Malgré l’heureuse issue de ce procès, il s’en fallait de beaucoup que la fortune des Zuccati prit une face heureuse. La santé de Francesco se rétablissait lentement. Aucun nouveau travail public n’était commandé aux mosaïstes. On parlait même de s’en tenir là, et de conserver toutes les anciennes mosaïques byzantines ; car les mœurs tournaient à l’austérité, et, tandis que de sages lois somptuaires couvraient de deuil les manteaux et les gondoles, les gens les moins graves affectaient, par esprit d’imitation, de s’envelopper de longues toges romaines et de ne porter que des ornements de fer et d’argent. Le mot d’économie était dans toutes les bouches ; la peste avait ébranlé le commerce, et, comme les générations passent promptement d’un excès à l’autre, après un luxe ruineux et des dépenses insensées, on arrivait à des réductions sordides, à des réformes puériles. Les artistes subissaient les tristes chances de ce moment de panique financière. Le procurateur-caissier n’était pas un sot isolé, mais le représentant d’un grand nombre d’esprits étroits.

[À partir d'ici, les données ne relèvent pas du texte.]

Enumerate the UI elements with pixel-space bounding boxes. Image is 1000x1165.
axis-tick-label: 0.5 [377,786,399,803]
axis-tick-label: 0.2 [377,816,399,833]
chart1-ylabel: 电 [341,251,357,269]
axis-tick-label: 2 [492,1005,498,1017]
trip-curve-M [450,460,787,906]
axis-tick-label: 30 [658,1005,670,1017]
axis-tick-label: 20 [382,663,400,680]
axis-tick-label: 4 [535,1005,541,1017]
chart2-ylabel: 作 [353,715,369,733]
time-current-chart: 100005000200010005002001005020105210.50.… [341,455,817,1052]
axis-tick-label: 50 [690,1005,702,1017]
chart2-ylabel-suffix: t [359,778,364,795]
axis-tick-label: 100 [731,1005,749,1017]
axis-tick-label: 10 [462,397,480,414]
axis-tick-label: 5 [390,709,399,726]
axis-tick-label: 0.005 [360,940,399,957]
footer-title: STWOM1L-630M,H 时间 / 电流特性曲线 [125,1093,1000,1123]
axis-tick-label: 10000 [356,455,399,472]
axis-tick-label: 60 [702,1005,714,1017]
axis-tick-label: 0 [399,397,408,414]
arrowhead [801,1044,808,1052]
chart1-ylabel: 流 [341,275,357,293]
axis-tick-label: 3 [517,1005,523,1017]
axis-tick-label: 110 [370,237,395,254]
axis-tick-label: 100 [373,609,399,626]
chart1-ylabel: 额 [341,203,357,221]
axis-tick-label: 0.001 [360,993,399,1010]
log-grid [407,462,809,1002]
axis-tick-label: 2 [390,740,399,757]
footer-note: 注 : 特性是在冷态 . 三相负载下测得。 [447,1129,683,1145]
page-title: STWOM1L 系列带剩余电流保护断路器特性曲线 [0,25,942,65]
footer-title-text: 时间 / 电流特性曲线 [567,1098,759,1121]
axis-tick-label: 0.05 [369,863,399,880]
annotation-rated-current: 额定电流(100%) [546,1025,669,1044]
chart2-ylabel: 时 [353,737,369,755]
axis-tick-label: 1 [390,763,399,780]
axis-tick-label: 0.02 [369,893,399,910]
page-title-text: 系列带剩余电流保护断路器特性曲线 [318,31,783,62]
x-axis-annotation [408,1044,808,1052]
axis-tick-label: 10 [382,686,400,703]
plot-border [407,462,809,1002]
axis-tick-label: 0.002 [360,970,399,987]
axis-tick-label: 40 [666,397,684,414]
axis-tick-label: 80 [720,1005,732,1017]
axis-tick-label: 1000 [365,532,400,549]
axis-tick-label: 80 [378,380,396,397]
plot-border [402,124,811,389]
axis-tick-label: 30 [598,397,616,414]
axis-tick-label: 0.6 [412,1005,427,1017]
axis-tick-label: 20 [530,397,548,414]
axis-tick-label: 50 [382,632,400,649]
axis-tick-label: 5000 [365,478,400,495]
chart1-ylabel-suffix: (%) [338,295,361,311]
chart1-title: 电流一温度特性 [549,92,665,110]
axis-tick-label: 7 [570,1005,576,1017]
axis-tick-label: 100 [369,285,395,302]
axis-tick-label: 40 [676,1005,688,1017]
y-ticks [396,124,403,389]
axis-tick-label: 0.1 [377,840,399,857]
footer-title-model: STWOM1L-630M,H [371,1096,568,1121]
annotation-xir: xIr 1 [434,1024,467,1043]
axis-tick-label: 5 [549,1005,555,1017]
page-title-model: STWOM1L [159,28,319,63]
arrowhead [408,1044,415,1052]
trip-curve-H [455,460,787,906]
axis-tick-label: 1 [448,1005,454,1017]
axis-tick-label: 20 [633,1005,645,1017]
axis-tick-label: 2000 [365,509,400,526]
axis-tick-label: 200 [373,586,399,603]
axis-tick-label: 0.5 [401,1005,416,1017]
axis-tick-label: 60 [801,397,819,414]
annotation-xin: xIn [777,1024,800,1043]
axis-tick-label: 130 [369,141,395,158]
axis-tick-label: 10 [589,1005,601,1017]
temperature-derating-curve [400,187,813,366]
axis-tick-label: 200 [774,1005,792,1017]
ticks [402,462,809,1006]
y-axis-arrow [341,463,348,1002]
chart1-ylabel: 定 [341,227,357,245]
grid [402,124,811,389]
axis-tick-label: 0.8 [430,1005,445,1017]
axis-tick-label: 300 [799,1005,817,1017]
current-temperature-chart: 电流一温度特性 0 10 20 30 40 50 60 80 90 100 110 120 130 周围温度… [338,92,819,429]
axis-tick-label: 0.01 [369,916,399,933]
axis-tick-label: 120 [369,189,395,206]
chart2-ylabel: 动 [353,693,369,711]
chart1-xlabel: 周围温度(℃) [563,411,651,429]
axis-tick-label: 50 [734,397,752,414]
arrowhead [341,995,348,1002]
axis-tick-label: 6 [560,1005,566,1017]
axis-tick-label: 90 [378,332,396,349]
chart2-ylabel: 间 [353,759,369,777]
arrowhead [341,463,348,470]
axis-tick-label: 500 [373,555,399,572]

Francesco était tombé dans un profond découragement. Artiste enthousiaste, il avait désiré, il avait espéré la gloire. Il l’avait servie comme on sert une noble maîtresse, par de nobles sacrifices, par un culte ardent, exclusif. Pour toute récompense, il s’était vu exposé à une prison affreuse, à une mort imminente, à un procès infamant. En outre, le succès de ses chefs-d’œuvre était contesté. Les hommes ne voient pas impunément le malheur fondre sur une tête d’élite. Ils sont pris aussi du vertige de la médiocrité, et cherchent tous les moyens d’excuser et de légitimer les maux dont est frappé le génie. C’était assez qu’on eût trouvé un petit fragment de bois dans une des figurines des Zuccati, pour qu’aussitôt tout le public pensât que la mosaïque entière était exécutée en bois. Les bourgeois allaient même jusqu’à dire qu’elle était en papier, et, convaincus de son peu de solidité, ils auraient cru manquer de patriotisme en levant la tête pour admirer la beauté des figures. Le jeune artiste était donc blessé au fond de l’âme, et souffrait d’autant plus qu’il cachait sa blessure avec soin, et méprisait trop le public pour lui donner la satisfaction de le voir vaincu. Retiré au fond de sa petite chambre à San Filippo, il passait ses journées à la fenêtre, absorbé dans de tristes pensées, et n’était plus distrait de sa douleur que par la contemplation des grands lierres de sa cour agités par la brise. Ce tranquille spectacle lui semblait délicieux après le séjour des plombs, où l’absence d’air avait miné lentement sa vie.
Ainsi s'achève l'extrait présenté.